Van Heel tem uma longa história com o Brasil. Morou aqui até os 11 anos, em Porto Ferreira (SP), enquanto o pai era gerente da Nestlé e ensinava pecuaristas a criar gado leiteiro holandês. “É um país mágico para mim.”

Retomou contatos mais estreitos já nos anos 2000, com visitas periódicas para ensinar técnicas de criomicroscopia em cursos -“Single Particles in Brazil”- que hoje estão entre os mais requisitados do mundo.
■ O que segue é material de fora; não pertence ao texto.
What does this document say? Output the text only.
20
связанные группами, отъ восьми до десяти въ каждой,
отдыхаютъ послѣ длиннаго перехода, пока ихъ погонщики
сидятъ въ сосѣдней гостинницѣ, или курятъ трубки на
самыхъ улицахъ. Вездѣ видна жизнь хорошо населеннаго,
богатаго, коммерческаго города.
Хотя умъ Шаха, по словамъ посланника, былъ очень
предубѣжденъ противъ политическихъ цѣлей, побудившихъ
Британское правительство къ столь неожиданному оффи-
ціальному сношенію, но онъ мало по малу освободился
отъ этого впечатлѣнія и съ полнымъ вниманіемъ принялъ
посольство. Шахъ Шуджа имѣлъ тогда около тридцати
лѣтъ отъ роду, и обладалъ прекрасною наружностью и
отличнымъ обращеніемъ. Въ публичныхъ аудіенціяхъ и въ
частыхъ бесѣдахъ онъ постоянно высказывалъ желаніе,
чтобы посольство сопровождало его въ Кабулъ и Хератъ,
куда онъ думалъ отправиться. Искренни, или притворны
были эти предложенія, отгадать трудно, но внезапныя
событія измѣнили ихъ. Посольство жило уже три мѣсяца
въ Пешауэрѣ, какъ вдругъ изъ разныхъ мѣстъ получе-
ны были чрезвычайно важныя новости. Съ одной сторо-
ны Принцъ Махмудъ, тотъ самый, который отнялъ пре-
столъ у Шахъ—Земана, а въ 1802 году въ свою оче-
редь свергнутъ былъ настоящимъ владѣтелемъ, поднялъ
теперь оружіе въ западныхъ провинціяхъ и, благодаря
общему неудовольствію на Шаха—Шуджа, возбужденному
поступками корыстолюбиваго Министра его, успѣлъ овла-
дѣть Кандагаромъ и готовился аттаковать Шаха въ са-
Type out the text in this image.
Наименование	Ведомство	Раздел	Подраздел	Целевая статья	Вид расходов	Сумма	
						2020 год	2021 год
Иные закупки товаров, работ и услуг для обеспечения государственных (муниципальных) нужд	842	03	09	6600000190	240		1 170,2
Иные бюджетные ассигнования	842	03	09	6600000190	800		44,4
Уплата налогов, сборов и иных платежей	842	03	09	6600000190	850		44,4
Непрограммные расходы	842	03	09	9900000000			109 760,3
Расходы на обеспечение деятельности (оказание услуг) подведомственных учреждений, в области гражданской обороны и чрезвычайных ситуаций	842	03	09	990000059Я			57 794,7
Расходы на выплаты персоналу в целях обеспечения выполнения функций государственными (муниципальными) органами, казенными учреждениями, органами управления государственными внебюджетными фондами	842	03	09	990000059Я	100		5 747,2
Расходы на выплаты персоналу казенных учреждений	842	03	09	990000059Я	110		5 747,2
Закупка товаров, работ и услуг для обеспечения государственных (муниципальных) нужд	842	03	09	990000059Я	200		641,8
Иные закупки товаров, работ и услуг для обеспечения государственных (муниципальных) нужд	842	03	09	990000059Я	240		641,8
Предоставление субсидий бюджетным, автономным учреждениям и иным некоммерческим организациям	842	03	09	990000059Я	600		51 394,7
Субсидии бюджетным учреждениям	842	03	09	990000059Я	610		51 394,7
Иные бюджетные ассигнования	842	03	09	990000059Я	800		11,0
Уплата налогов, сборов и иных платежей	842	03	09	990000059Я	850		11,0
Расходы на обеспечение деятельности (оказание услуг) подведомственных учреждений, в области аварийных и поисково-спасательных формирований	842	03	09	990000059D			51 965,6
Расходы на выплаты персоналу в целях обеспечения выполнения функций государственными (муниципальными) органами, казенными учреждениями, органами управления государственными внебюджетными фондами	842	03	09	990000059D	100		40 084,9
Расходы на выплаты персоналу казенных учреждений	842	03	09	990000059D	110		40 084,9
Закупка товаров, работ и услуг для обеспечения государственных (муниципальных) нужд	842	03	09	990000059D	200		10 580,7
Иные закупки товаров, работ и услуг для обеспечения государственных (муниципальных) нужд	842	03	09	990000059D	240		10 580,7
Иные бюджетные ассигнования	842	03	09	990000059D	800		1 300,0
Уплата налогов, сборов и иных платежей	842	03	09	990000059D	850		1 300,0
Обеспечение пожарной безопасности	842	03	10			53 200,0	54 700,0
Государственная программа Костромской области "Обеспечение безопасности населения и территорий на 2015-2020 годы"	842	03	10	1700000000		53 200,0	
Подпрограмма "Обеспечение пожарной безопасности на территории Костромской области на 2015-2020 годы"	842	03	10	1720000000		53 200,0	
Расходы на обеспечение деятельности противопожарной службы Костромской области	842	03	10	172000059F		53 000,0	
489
O primeiro deles, em 2005, foi na Fazenda Três Lúcias de sua infância, em Santa Rita do Passa Quatro (SP), que se tornara o luxuoso Hotel Fazenda Glória.

Em maio passado, já aposentado compulsoriamente da Universidade de Leiden (Holanda) por ter feito 65 anos, começou a trabalhar no LNNano, com o qual já colaborara no passado.

Marin van Heel até hoje não pagou o jantar vegetariano para Venkatraman Ramakrishnan, mas promete fazê-lo em sua próxima viagem a Londres.

E acrescenta, satisfeito, que sir Venki, como é conhecido, não usa mais cristalografia, e sim criomicroscopia, para investigar biomoléculas.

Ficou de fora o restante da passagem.